Bach may have been a minor factor in whatever success was enjoyed by SCREAMERS. It's surprising New World didn't play up her involvement a little more, considering that in the summer after John Lennon's murder, anything involving the Beatles was big news, and right around the time of SCREAMERS' release, Bach was a ubiquitous media presence thanks to her marriage to Ringo Starr after the two became an item while shooting the surprise hit comedy CAVEMAN, which hit theaters a couple months before SCREAMERS. Bach's potential breakout role as a Bond girl in 1977's THE SPY WHO LOVED ME got her the global notoriety that came with being a Bond girl, but like many of her predecessors, it evaporated quickly, and by 1979, she was back doing the same European B-movies she was prior to her time with 007, starting with back-to-back aquatic horrors with Martino, first FISHMEN and then THE BIG ALLIGATOR RIVER, which debuted in America on CBS in 1982 as THE GREAT ALLIGATOR.  At the ripe old age of 37, Bach retired from acting after she and Starr appeared in Paul McCartney's 1984 vanity project GIVE MY REGARDS TO BROAD STREET. In the early 1990s, she enrolled in UCLA to get a Master's in Psychology, and in the years since, the now 66-year-old Bach has been involved in humanitarian work for numerous charities, generally staying out of the public eye but almost always seen accompanying Starr at red carpet events. Most of FISHMEN's main cast returned in ALLIGATOR, including Bach, Cassinelli (whose tragic 1985 death on the set of another Martino film is discussed here), Johnson, and Bobby Rhodes, who appeared in FISHMEN as a servant and would later go on to cult movie glory for his roles in Lamberto Bava's DEMONS and DEMONS 2. ALLIGATOR also featured Mel Ferrer, who had no idea he'd inadvertently be part of the FISHMEN reunion in a roundabout way thanks to the SCREAMERS additions. Johnson and Cotten were both busy hamming it up in Eurotrash at the time, with Johnson also starring in Lucio Fulci's ZOMBIE the same year as the Martino films.
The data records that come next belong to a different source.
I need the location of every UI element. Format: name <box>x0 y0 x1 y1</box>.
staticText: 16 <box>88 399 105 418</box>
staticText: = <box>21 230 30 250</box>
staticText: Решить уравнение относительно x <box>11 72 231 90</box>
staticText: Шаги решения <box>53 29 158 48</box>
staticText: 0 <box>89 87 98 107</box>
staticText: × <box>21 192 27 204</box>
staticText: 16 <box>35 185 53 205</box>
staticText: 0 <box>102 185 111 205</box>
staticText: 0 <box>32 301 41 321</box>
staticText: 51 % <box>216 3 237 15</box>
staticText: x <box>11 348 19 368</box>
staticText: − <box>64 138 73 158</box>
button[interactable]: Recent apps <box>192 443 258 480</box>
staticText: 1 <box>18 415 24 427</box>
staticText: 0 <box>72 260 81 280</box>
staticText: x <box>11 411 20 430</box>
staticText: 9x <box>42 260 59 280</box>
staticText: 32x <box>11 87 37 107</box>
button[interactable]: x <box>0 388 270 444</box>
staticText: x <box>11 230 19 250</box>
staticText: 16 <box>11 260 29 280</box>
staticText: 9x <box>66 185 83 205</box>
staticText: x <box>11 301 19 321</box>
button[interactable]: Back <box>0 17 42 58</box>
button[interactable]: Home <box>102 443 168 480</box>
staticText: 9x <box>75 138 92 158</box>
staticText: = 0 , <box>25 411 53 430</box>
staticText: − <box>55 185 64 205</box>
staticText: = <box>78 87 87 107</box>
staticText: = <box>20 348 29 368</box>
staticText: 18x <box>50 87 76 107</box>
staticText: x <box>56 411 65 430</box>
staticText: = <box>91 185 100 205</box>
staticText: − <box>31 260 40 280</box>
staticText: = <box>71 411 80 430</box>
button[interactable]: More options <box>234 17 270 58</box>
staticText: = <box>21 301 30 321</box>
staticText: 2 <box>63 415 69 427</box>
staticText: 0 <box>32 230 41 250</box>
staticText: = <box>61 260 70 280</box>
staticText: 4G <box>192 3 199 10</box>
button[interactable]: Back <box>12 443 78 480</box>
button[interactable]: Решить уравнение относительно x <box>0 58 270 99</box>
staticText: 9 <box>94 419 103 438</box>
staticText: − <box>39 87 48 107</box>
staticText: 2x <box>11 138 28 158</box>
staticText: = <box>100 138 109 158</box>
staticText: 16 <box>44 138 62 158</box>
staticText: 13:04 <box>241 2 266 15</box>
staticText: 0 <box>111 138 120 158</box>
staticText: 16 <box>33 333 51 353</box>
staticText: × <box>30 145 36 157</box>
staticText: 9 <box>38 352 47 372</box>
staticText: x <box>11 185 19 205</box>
Cotten, who appears to have been granted the privilege of live-on-set sound, really dives into his mad scientist role with the utmost enthusiasm--he only has two or three scenes, but judging from his work here, you'd think he was as invested in this as he was CITIZEN KANE, SHADOW OF A DOUBT, and THE THIRD MAN decades earlier. That's a pro.


Mel Ferrer collecting an easy
$10,000 for his work on SCREAMERS
ISLAND OF THE FISHMEN was never officially seen in its original form in the US until Eurocult outfit Mya Communication released it on DVD in 2009.  The Mya transfer is acceptable for the most part, with some very murky bits and various rough spots. Scorpion's SCREAMERS presentation essentially makes the FISHMEN DVD obsolete--not only is the quality better (except for one exterior scene with Bach offering some blue potion to the fishmen that's still quite murky, which must just be the way it was shot), but SCREAMERS, even with its patched-together nature, is the far more entertaining and fast-paced film. The Blu-ray also offers reversible artwork if you prefer the SOMETHING WAITS IN THE DARK poster design (both one-sheets can be spotted adorning the walls of the Civic TV offices in David Cronenberg's VIDEODROME). Corman knew how to make a movie play, and he obviously taught guys like Dante and Drake well, not to mention Wynorski, whose carnival barker act of an ad campaign upped the hyperbole factor past a point where even Corman was left bewildered.  In the bonus features, Wynorski talks of getting the call from Corman on Saturday morning after he received word of the Friday night debacle of drive-in owners and audiences furiously voicing their outrage at not seeing a man turned inside out.  "Jim, is there a man turned inside out in the picture?" the always soft-spoken Corman asked.  "No, Roger.  There isn't," Wynorski sheepishly replied, expecting to hear the words "You're fired." Instead, Corman told him to get down to the office so they could figure out what they were going to do to fix it. "You mean I'm not fired?" Wynorski asked.  "No, Jim.  You put people in seats.  I'll never fire anyone for putting people in seats.  But we need the inside out man."  Roger Corman:  a man who always knows what his audience wants.